A touch predictably, though still by chance, I bumped into an old friend from Zagato design house recently. We were attending a motoring event with a classic car collector who is also a good friend of mine, and whom I have had the pleasure of knowing for a number of years.
We started discussing the Aston Martin DB7 Zagato which my friend and collector, one of 99 lucky owners, had purchased from new.
A suggestion had been made by Aston Martin that he may be able to view his car being built at the Zagato factory in Milan.
However, this never took place; blessed with the meticulous nature of a collector, he therefore asked if he could drive to the factory with his car and see where it had been produced.
The request was greeted enthusiastically by Zagato: within a couple of days an invitation was sent by the design house and arrangements made for us to drive my friend’s car, the only automatic Aston Martin DB7 Zagato out of the batch of 99 produced, to Milan.
As someone who regularly attends the best motoring rally in the world, the Mille Miglia, I suggested that we watch its start and visit some friends at Ferrari Classiche and Pininfarina at the same time.
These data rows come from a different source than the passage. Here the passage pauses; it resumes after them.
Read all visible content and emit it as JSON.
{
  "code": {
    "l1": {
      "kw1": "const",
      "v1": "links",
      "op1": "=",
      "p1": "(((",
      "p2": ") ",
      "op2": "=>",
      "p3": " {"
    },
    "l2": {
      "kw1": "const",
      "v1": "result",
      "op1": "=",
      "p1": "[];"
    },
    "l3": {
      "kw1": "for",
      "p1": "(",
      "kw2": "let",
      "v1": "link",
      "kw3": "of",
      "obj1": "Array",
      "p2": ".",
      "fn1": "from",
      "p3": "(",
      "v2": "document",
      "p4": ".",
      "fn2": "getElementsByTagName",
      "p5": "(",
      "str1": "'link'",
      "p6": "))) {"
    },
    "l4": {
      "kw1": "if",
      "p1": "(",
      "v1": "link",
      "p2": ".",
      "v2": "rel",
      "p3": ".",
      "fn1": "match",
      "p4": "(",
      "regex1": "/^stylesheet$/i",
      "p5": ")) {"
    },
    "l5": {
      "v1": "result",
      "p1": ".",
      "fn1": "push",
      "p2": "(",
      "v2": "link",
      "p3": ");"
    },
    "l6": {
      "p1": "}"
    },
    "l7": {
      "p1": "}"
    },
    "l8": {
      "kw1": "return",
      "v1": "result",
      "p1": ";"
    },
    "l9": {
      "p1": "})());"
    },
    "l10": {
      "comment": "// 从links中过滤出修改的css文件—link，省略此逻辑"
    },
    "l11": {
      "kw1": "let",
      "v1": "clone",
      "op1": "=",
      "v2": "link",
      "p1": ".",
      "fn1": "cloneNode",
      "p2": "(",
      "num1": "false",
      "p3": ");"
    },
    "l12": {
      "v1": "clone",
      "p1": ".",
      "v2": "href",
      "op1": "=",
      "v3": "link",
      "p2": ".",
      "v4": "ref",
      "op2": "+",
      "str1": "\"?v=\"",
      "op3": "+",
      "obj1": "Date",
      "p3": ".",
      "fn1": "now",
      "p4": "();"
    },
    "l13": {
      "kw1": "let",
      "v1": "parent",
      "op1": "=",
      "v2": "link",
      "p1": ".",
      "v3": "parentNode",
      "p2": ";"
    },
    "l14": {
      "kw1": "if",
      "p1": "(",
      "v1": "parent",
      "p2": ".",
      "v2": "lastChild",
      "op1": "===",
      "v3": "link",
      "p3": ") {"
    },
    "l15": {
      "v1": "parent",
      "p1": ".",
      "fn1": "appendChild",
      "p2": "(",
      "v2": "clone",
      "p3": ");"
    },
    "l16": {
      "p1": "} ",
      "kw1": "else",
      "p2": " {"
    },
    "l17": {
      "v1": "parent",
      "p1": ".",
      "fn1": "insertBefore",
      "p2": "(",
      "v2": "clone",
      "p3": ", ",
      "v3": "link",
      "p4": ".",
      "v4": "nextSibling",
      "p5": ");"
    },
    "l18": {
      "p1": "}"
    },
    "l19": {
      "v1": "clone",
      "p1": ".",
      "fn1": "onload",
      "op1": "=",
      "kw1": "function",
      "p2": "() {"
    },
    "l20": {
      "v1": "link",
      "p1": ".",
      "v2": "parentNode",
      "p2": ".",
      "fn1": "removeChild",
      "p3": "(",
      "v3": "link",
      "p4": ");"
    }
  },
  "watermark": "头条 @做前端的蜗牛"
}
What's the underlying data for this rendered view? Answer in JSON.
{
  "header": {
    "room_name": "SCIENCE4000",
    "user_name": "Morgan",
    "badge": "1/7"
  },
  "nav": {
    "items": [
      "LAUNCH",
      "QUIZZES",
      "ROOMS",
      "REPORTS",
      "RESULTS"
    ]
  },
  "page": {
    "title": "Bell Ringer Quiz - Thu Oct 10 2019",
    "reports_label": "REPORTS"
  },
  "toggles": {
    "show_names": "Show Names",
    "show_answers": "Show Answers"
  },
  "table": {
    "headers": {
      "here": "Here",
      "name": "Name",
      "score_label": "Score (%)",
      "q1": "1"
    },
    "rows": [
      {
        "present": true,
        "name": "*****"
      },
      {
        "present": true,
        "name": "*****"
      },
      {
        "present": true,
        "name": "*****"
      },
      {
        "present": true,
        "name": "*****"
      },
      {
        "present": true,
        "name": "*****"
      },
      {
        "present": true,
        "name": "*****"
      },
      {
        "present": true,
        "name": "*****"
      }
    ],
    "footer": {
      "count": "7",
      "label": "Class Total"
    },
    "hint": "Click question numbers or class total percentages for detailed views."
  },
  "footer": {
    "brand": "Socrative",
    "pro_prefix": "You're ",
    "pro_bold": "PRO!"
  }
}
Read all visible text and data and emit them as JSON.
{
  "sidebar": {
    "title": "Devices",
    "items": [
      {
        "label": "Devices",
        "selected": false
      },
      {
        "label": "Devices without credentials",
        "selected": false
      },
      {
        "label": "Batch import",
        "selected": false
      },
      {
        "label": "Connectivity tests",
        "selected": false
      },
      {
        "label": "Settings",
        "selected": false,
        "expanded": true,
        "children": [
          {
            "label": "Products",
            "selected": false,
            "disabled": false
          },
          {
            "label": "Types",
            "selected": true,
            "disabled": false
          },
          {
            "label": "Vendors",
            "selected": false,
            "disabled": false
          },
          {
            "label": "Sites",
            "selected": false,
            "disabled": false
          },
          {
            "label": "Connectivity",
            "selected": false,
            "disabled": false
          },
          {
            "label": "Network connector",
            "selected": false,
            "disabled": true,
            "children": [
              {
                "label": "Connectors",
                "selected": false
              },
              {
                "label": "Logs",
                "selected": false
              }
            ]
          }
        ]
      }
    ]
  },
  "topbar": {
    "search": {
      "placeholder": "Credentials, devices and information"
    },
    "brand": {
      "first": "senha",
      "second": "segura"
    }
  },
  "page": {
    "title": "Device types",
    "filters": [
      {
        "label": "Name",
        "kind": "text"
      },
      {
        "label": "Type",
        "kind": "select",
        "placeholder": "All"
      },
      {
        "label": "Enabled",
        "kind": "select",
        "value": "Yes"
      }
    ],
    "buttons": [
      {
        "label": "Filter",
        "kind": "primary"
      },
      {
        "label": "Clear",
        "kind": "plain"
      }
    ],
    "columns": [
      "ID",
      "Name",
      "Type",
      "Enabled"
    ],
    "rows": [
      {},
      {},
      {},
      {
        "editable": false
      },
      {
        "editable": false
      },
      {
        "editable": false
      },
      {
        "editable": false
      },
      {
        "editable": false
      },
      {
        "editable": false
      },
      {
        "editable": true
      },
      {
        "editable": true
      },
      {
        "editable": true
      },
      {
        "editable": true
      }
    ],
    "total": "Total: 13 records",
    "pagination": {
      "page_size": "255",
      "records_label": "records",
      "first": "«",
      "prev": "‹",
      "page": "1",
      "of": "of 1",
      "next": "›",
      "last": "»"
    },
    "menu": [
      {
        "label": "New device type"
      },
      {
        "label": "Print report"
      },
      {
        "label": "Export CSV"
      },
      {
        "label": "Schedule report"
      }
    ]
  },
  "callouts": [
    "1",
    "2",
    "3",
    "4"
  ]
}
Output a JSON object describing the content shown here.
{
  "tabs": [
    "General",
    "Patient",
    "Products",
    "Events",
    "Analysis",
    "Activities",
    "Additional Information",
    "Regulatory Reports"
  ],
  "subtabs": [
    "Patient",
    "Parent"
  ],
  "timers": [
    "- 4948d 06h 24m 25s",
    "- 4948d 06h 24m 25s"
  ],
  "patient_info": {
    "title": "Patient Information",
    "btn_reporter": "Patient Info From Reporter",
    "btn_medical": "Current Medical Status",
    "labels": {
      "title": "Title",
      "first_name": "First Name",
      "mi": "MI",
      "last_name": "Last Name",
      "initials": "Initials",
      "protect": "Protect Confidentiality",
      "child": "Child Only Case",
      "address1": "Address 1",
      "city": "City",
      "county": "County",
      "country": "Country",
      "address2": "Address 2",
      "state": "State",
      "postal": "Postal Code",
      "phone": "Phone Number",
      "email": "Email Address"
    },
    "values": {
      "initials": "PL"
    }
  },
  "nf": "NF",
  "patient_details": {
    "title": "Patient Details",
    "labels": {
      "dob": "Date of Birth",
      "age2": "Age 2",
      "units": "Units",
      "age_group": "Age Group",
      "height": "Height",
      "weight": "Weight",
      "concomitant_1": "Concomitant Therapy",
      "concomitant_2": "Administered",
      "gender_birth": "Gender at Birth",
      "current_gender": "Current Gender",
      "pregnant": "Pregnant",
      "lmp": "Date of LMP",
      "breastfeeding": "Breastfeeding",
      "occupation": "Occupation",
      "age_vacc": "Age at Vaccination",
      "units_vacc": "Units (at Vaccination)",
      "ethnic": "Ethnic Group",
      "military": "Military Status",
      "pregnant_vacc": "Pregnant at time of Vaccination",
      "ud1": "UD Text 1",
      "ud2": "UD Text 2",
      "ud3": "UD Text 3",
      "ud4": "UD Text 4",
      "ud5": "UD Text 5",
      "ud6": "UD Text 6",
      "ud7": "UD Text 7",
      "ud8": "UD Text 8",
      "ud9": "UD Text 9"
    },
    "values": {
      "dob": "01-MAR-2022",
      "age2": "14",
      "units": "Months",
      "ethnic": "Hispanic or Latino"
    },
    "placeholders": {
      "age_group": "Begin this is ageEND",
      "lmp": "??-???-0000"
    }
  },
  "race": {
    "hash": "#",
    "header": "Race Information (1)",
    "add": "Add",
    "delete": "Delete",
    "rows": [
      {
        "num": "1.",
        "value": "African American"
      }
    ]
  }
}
This was to be the trip of a life time, and the suggestion was met with open arms.
Routes were planned, hotels booked and a full service carried out on the car. We set off from the heart of Kent on the Tuesday morning before the Mille Miglia was due to start, to give us time to enjoy the scenery and delights of the European countries we were to pass on the way.
Covering an effortless 800 miles in the first day, the Aston Martin Zagato just seemed to gobble up the stretch of road in front, with the car averaging around 90 mph and returning 22mpg. Only the fuel stops unfolded the distance we were covering.
Arriving at Zagato’s in Milan in the morning, after a well earned rest, we were greeted warmly by everyone, with a very special welcome from Andrea Zagato. When he cast his eyes on the Aston Martin DB7 Zagato and its number plate ‘D9’ he was ecstatic: there was his favourite number, nine, on one of his cars.
With plenty of photographs taken, handbooks signed and wonderful stories being told, we wished the day would never end.
After a quick wander around Touring (Superleggera), which has offices nearby, we were off to the Italian city of Brescia, to see some more stunning motor cars.
Wandering around the garages the night before the start was like being in a giant toy shop for grown-ups: so many cars to see and talk about, with every owner and driver ready to tell the story about their car and its past.
Only twelve hours to the start, and the centre of Brescia was buzzing with the exciting atmosphere typical of a rally.
A bustle of cars and people ebbed and flowed as cameras clicked engines were being revved, exhaust cleared and drivers and co-pilots brushed up on their routes. People sitting in cafes were watching it all unfold. This really is the place to be if you love classic cars.
We wandered up to the Mille Miglia museum to watch the start and see the teams dining before the start and then… it all began. The cars made their way to the start line, with the accompanying police escort. Crowds waved. What a sight! Where else in the world can you drive without watching and worrying about speed cameras?
Back to the Zagato, we drove off to Maranello, where we parked the Aston Martin right outside the Ferrari reception. The attention received by the car was amazing and it was not a little odd to see the red machines all around us, with the British Racing Green Aston attracting all the looks.
The boys at the Classiche were, as always, very welcoming. The workshop is just as amazing as the people’s warmth. The cars they work on are stunning and the results of their efforts make the place almost surreal.
Before long, we were back in the Zagato and off to Torino for our evening visit to Pininfarina. The Zagato did not feel out-of-place amidst the collection of beautifully-designed motor cars on show at the impressive entrance, with what looked like a massive swimming pool in the grounds overlooking the production plants and design houses.
Only a short drive followed, for both the Zagato and the drivers needed to rest before the graceful drive back through Europe.
In short,this trip promises to become one of my most treasured and joyous memories.
On the way back, we fantasised about what car one would have taken on the Mille Miglia of old. Obviously, with a 1957 entry date, it would have had to be a DB3S. Or, as we did, one could have just followed the route in the DB7 Zagato and enjoyed the scenery.
I wish to extend my thanks to all the people involved with making this trip possible, and to all the drivers and owners on the Mille Miglia, who dedicated some of their time to talk to us about their glorious cars.